You will also see more standards and protocols develop. And then we will have better models and agents to reason not only on the text, but also on the images they see and the audio they hear, quite simultaneously. What we call VLM or visual language models have not yet had their “superhuman” moment. For text and AI, reading and answers to questions, we had this moment when an AI can answer both, even better than a human. But for really complex patterns – identifying an apple on an image is not a problem, but analyzing a complex graphic or diagram – we are not yet there.
What are the main technical challenges posed by AI agents in terms of infrastructure? How can we answer it?
The technical challenges are numerous and require a global approach. When we think of the collaboration between agents, the challenges relate in particular to longer contexts, the memory of agents and the improvement of their efficiency. To optimize the execution of agents, we must profile them and understand how to make them work more effectively. This implies a fundamental change in infrastructure: we work on the entire technological battery, with a more efficient GPU storage, network and interconnection.
What are the first results of this approach at Nvidia?
During our GTC in March, we launched Dynamo, our solution to scale inference. It allows what we call intelligent routing: for a given task, it determines whether it is necessary to ride it towards a smaller model when you use fewer tokens, which is more effective. It can also detect requests requiring very large contexts or very large outings, and divide these tasks by distributing them on GPUs of different sizes. This is what we call a disintegrated service: you can pre-fill the context on a smaller GPU or a lighter calculation, then make the decoding on a more powerful GPU.

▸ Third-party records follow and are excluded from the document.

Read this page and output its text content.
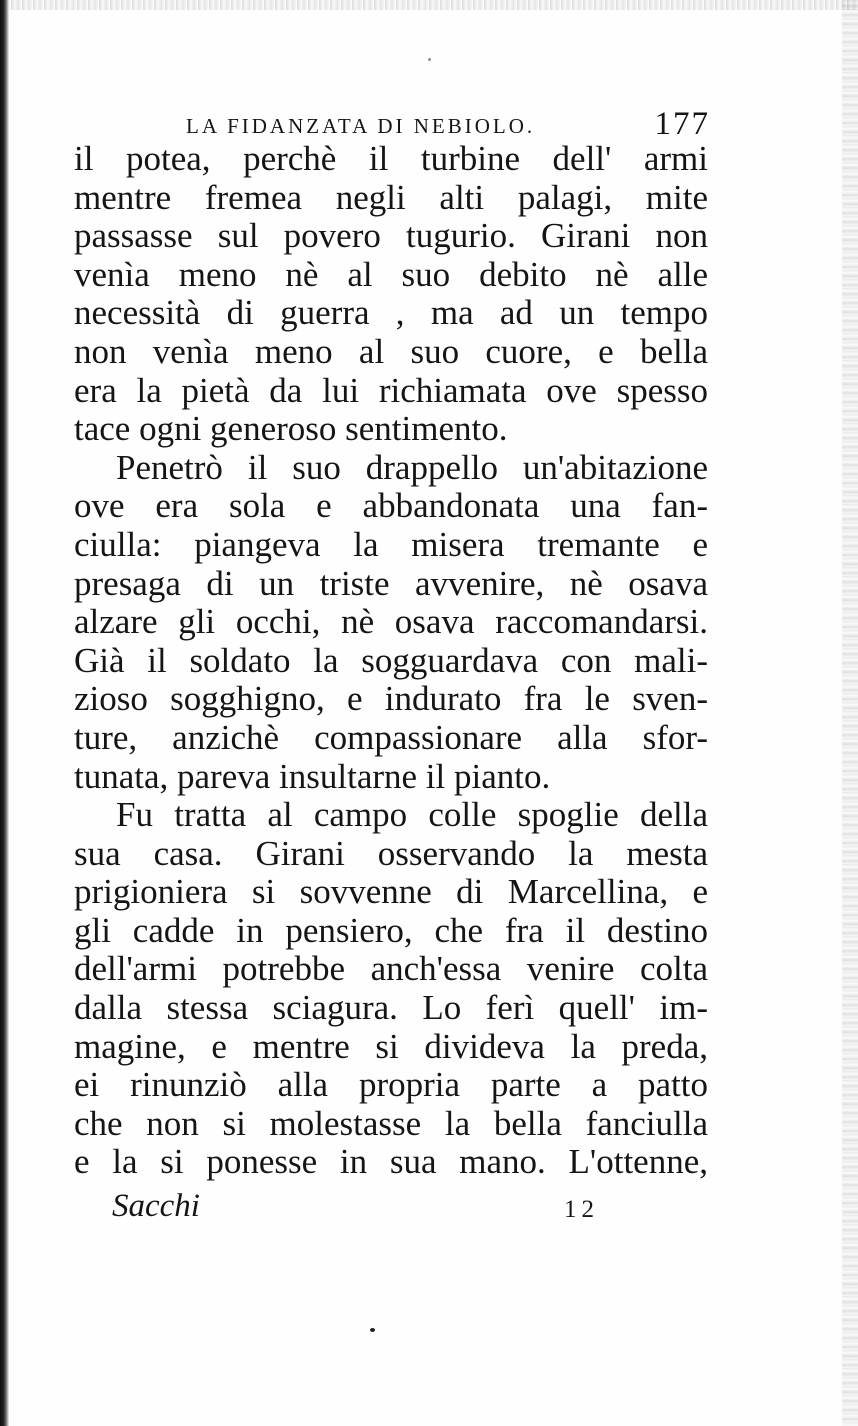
LA FIDANZATA DI NEBIOLO.	177
il potea, perchè il turbine dell' armi
mentre fremea negli alti palagi, mite
passasse sul povero tugurio. Girani non
venìa meno nè al suo debito nè alle
necessità di guerra , ma ad un tempo
non venìa meno al suo cuore, e bella
era la pietà da lui richiamata ove spesso
tace ogni generoso sentimento.
Penetrò il suo drappello un'abitazione
ove era sola e abbandonata una fan-
ciulla: piangeva la misera tremante e
presaga di un triste avvenire, nè osava
alzare gli occhi, nè osava raccomandarsi.
Già il soldato la sogguardava con mali-
zioso sogghigno, e indurato fra le sven-
ture, anzichè compassionare alla sfor-
tunata, pareva insultarne il pianto.
Fu tratta al campo colle spoglie della
sua casa. Girani osservando la mesta
prigioniera si sovvenne di Marcellina, e
gli cadde in pensiero, che fra il destino
dell'armi potrebbe anch'essa venire colta
dalla stessa sciagura. Lo ferì quell' im-
magine, e mentre si divideva la preda,
ei rinunziò alla propria parte a patto
che non si molestasse la bella fanciulla
e la si ponesse in sua mano. L'ottenne,
Sacchi	12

We also work on the management of the KV (Key-Value) cache, which works as a memory. The more we optimize this cache, whether stored locally or according to different levels of memory on these systems, the better we manage the resources. Finally, in terms of storage, calculation and network, changes are fundamental. Take storage servers: when did you see a really exciting innovation for the last time in this area? Well, it happens now. Accelerated calculation is now integrated into the nodes of the storage servers. There is a semantic understanding of the files and objects that you store there, allowing them to be more intelligently present.
Nvidia is more and more frequently speaks of physical AI. Is this the next step for AI agents?
When you ask me what an agent is, I answer that he perceives, understands, reason and act. This is exactly how we define robotics or physical agents: the capacity of robots, vehicles or devices integrated to perceive, understand and act, but in the physical world, with autonomy and intelligence. Our virtual agents are evolving in the virtual world, while physical agents learn the physical world.
“We will need physical agents to assist us in daily tasks”
Our approach follows a similar model with what we call “Three Computer”: model training, simulation, then EDGE for deployment. You also have the foundation models of the world. As at the heart of a virtual agent is a generative AI model, these world foundation models use pre-trained multimodal models, designed and then re-trained and adapted for physical tasks. Take the example of picking up a can: this action involves physical constraints such as gravity, surfaces, tactile environments. The training of these world foundation models represents our current focus.
Is this the future of AI agents? I think yes, especially in the face of labor shortages. We will need physical agents to assist us in daily tasks.